Salı, 18 Ocak 2022 17:34

MEDENİYET MÜCADELESİ VE YAŞADIKLARIMIZ

Cumhuriyet kurulduğundan bu yana, Türk-İslam medeniyetinin yok edilmesi için mücadele sürdürülmektedir. Bu millete Osmanlı mirasını terk ve inkâr, yerine batı medeniyeti dayatılmak istenmektedir.

Türk Silahlı Kuvvetlerinde yirmi yılı aşkın görev yapmış bir ferdi olarak, yaşadığım olaylarda bu medeniyet mücadelesinin neresinde olduğumu okuyucularıma bırakıyorum. Yıl 1986 olsa gerek. Amasya Tugay Karargahında İdari Şube Müdürlüğüne vekalet ediyorum. Bir hafta sonu Tug.Kh.ve Kh. Bl. Nöb. Sb.yım. Bütün birlikler içtima alanında toplanmış, Tug. Nöbetçi Amiri tekmil aldıktan sonra akşam sinema salonunda eğlence gecesi olacağını, bilet karşılığı erbaş ve erlerin katılmalarının teşvik edilmesini duyurmuştu. Bu eğlencenin ne demek olduğunu daha önce duymuştum ve etraflıca öğrendim, tüylerim diken diken oldu. Okuyucularımdan özür dileyerek ne olduğunu açıklamalıyım. Erlerin “aç aç” diye adlandırdıkları dışarıdan organizatörler vasıtası ile getirtilen kadınların yarı çıplak olarak mahrem yerlerini açarak erbaş ve erlerin karşılarında oynatılmalarıydı. Tahammül edemedim, kendi bölüğümü bir bölgeye aldım ve onlara özetle; “Para karşılığı kendi bedenlerini ve ayıp yerlerini teşhir edecek bu insanlar, sizin kız kardeşiniz, ablanız, teyzeniz, halanız olsa böyle bir manzaraya tahammül edebilir misiniz, bu bayanlar mutlaka birilerinin akrabasıdır. Kendinize yapılmak istenmeyen bir şeyi bir asker olarak başka birilerine yapılmasını kabul eder misiniz? Biz vatan ve namus için burada bulunmuyor muyuz dedikten sonra, yine de gitmek isteyenler Nöb. Çavuşuna isimlerini yazdırsınlar, ben onları gördükten sonra göndereceğim.” dedim. Bölükten gitmek için müracaat eden olmadı. Mesai başladığında konuyu karargâhta arkadaşlarıma anlattım. Onlardan bir kısmı “gelen kadınların mesleği bu ” demez mi? Hayret ettim. “Bir kadını bu şekilde oynatmayı, siz insan ve kadın haklarının neresine oturtuyorsunuz?” diye sordum.
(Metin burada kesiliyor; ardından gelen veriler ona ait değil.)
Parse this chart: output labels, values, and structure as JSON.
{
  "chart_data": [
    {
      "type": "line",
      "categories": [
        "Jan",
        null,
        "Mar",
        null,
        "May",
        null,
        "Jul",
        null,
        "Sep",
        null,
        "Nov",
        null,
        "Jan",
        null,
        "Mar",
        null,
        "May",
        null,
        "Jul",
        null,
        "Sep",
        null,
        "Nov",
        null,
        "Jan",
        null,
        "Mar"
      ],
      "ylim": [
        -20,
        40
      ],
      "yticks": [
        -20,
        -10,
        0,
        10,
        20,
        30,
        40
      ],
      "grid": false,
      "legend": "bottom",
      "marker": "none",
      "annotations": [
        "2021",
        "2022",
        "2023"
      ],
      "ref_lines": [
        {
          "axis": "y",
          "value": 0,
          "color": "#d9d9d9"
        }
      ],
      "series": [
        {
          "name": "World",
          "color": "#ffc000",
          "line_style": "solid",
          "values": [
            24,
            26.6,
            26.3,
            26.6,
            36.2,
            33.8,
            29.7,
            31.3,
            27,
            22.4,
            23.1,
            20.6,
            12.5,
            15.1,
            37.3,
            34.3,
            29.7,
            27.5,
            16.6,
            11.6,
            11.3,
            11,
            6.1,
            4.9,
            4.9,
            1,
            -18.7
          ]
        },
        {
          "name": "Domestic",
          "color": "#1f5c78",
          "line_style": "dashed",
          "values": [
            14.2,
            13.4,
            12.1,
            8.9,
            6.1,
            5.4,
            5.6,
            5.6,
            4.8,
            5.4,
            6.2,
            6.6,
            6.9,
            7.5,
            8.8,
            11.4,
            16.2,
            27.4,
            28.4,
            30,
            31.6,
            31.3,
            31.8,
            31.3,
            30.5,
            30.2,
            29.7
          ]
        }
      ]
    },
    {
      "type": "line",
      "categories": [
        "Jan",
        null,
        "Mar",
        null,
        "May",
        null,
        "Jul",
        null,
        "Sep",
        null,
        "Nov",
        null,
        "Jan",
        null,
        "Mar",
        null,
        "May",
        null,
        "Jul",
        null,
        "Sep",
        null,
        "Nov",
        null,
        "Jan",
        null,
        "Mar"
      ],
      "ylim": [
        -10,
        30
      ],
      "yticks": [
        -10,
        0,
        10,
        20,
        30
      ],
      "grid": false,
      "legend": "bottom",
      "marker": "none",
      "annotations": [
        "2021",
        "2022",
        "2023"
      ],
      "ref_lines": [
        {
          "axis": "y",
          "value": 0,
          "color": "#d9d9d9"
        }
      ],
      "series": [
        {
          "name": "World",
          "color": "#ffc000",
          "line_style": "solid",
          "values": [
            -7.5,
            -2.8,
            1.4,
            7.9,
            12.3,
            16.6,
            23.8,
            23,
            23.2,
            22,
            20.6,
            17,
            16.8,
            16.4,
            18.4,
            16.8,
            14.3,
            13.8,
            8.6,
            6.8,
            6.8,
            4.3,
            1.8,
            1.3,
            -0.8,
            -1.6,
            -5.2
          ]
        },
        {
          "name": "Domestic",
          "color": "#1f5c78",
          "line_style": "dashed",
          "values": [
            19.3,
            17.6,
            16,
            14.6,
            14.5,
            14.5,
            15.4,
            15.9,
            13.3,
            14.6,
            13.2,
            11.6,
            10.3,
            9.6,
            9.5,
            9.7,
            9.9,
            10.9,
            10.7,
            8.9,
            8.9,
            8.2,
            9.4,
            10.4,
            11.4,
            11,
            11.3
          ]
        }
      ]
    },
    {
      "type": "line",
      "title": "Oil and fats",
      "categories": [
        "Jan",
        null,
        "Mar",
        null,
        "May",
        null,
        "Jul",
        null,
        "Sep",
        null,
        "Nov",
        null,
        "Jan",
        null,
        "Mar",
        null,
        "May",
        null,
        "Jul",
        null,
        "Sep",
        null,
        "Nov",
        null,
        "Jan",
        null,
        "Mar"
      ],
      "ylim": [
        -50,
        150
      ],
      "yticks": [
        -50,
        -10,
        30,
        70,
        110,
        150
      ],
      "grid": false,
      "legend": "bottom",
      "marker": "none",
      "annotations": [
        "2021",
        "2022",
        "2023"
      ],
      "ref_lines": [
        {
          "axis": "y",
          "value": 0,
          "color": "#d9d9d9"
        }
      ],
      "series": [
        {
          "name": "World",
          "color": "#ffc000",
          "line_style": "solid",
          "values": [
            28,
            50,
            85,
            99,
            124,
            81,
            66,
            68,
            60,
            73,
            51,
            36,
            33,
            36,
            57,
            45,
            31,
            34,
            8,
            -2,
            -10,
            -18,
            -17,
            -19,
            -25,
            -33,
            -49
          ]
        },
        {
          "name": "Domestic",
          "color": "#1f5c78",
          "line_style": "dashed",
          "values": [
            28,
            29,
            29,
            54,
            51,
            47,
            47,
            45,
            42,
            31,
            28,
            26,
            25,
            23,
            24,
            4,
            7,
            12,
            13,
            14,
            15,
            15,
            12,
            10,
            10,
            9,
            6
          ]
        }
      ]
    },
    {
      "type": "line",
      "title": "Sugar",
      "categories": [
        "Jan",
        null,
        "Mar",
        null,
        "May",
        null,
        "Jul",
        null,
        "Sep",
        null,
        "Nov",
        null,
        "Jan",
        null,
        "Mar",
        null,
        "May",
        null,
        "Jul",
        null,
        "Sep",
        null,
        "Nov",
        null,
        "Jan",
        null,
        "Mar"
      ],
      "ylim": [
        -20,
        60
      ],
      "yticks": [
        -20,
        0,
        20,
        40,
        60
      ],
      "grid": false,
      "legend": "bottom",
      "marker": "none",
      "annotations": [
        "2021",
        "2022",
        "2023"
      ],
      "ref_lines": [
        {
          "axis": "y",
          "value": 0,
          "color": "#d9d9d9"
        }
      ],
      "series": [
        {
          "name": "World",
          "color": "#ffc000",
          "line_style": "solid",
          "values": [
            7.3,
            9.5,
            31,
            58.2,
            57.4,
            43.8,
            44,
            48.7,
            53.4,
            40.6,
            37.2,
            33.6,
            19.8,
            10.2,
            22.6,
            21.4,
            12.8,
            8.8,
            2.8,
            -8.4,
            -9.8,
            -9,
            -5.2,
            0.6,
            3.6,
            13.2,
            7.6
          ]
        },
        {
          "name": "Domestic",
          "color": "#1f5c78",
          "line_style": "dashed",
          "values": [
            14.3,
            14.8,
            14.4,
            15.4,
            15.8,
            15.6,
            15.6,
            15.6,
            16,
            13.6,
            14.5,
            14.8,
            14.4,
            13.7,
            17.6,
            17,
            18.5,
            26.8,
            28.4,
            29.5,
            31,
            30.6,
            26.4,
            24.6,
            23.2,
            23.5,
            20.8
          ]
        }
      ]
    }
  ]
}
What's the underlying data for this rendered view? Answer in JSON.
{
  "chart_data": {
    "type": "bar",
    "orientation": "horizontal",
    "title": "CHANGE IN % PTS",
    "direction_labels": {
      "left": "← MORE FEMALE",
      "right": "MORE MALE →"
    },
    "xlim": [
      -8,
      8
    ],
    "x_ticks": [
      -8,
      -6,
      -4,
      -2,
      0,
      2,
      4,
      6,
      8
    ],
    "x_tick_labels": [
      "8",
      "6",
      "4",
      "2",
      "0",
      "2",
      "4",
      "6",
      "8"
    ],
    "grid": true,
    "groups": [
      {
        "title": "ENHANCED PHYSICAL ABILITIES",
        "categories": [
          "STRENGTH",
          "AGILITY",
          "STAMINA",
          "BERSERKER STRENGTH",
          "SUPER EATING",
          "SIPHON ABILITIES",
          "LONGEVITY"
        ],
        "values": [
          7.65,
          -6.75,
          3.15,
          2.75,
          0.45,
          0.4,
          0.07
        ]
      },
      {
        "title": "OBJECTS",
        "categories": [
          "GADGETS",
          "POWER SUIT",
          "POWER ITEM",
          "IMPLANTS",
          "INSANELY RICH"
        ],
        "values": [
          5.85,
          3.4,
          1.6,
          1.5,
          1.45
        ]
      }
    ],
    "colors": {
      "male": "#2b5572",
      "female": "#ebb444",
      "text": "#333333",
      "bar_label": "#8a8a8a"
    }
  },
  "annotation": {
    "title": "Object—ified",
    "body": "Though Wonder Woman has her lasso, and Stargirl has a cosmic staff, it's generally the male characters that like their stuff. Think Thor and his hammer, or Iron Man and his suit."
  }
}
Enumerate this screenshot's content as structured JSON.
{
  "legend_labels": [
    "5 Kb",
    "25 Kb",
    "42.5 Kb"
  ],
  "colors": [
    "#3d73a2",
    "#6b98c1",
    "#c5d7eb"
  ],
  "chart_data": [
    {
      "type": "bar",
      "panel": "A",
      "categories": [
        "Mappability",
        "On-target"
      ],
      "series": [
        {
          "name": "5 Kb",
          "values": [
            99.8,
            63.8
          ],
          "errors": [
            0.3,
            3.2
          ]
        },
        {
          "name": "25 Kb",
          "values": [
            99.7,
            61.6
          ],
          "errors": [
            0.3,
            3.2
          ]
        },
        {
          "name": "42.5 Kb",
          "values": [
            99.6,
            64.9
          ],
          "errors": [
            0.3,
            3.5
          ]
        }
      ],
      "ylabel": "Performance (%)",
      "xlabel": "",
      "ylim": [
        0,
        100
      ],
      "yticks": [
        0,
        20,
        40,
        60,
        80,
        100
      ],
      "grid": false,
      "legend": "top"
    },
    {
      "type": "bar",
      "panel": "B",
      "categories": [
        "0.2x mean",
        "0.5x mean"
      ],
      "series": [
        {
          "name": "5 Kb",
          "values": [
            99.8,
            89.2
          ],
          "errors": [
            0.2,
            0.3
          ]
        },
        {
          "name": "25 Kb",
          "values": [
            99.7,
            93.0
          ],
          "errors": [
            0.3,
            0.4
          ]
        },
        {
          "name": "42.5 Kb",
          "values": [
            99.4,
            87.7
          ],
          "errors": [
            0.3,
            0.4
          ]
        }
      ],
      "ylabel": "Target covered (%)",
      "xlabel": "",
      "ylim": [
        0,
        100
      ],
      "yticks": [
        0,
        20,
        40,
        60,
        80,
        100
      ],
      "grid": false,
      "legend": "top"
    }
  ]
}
Tabi ki bana hak verenler de vardı. Bir zamanlar yabancı askerler kadınlarımızın başörtüsüne el uzattığında ülkemizde atalarımız kıyama kalkmışlardı, şimdi ise yukarıdaki gibi olaylar onların torunlarının ar damarını çatlatıyordu.

Yine aynı yıllarda subay ve astsubaylar büyük bir salona toplanarak “görgü kuralları” şeklinde konferanslar veriliyordu. Bir yemek salonuna nasıl girilir, masaya nasıl oturulur, kim kimin sandalyesini çekerek oturtur, çatal tabağın sol tarafına, bıçak sağ tarafına konulur, hangi el ile yemek yenir… İlgimi en çok çekenin ise çatalın elmaya takılarak el değmeden bıçakla nasıl soyulacağı izah edildiği bölüm olduğunu hatırlıyorum. Subay ve astsubaylara batı kültürünün nasıl uygulanması gerektiği anlatılıyordu.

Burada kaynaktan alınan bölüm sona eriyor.